The Science article discusses her research on cell death and inflammation as “interdependent host responses to infection.” She identified a novel regulator, or a previously undescribed function of a protein that regulates cell death.

“This work was significant translationally, as programmed cell death and inflammatory signaling must be carefully balanced and tightly regulated to ensure host survival,” Muendlein explained. “Defects in cell death machinery often lead to host mortality due to uncontrolled bacterial proliferation. However, when left unchecked, inflammatory signaling can result in ‘cytokine storm,’ a systemic inflammatory syndrome that has been seen recently in COVID-19 patients.”

During the pandemic lockdown, Muendlein said she had the opportunity write more. With fewer daily commitments in the immunology lab, she had the time to compile data from another just-completed project for a future paper.

She completed three main projects during her five years as a Tufts student, each focused on different aspects of cell death. Muendlein credits Alexander (Sasha) Poltorak, GSBS professor and interim chair of immunology, as the mentor who gave her freedom to explore, which allowed her to get more confident in the lab. “He was always there to give me structure and support and keep me on track. He is also unwaveringly excited about science, and it’s just contagious. Regardless of negative data or positive data, he is just overjoyed to hear from you,” she said.

Looking back at her time at Tufts, Muendlein said she has learned the importance of collaboration and learning from others—particularly as a newcomer to research and despite describing herself as shy and introverted. She said many of those peer-to-peer discussions had surprisingly positive impacts on how she shaped and developed her research—and for seeing the greater impacts project ideas could eventually have on science.
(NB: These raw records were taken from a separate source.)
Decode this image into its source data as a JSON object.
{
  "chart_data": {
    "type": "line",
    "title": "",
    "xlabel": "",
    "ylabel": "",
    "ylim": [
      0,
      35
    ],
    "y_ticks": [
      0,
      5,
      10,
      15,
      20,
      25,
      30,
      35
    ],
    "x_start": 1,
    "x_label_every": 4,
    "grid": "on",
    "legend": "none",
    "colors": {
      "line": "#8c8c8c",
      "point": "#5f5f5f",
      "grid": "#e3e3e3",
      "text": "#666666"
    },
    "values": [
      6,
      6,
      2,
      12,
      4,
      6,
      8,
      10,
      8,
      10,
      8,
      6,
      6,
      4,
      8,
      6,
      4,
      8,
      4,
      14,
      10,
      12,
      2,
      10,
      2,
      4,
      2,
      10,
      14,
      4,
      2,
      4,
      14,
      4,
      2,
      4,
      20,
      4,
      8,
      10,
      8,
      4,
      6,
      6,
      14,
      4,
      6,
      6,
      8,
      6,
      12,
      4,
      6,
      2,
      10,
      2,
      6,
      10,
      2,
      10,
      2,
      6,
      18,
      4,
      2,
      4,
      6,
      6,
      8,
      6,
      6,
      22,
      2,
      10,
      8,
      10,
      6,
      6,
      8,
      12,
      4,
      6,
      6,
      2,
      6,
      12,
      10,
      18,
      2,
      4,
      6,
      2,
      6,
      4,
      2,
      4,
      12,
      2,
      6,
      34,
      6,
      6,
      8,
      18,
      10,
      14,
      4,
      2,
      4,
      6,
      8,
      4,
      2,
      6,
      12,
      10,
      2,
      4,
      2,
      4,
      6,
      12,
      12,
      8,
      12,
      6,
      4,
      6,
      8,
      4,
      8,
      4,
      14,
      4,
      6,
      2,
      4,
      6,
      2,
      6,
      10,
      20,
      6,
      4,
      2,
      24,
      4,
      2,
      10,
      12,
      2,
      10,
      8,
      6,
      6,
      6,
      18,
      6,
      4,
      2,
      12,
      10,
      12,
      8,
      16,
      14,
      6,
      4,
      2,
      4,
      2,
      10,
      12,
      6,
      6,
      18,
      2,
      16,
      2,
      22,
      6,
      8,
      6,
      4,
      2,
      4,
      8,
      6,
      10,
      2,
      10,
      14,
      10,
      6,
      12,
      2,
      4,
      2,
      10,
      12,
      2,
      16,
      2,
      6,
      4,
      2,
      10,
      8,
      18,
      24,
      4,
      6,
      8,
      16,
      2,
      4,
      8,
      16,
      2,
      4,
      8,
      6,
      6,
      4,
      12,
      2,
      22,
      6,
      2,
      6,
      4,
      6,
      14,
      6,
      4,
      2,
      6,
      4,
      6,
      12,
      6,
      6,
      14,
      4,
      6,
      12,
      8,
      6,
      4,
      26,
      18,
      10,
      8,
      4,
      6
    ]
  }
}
“When you first start—and when you don't feel like you know what you’re talking about—it’s hard to go up to someone and talk about your research. That risk is worth it a lot of times,” she said. “Eventually you do start to feel more confidence in your skills. My growth happened a lot because of those interactions.”

She has stayed on at Tufts in a postdoctoral position and said she has two more papers lined up for publication, likely within the next six months to a year. Muendlein plans to remain at GSBS for the foreseeable future, researching immune responses in the context of viral and bacterial infection.

Looking ahead, she’s considering staying in academia and applying for grants to run her own research lab one day. In a university setting, “I do appreciate the ability to go in any direction that you want to, to explore any phenotype that you want,” she said. “That’s why I stayed as a postdoc here at Tufts. It’s been just a really nice working environment.”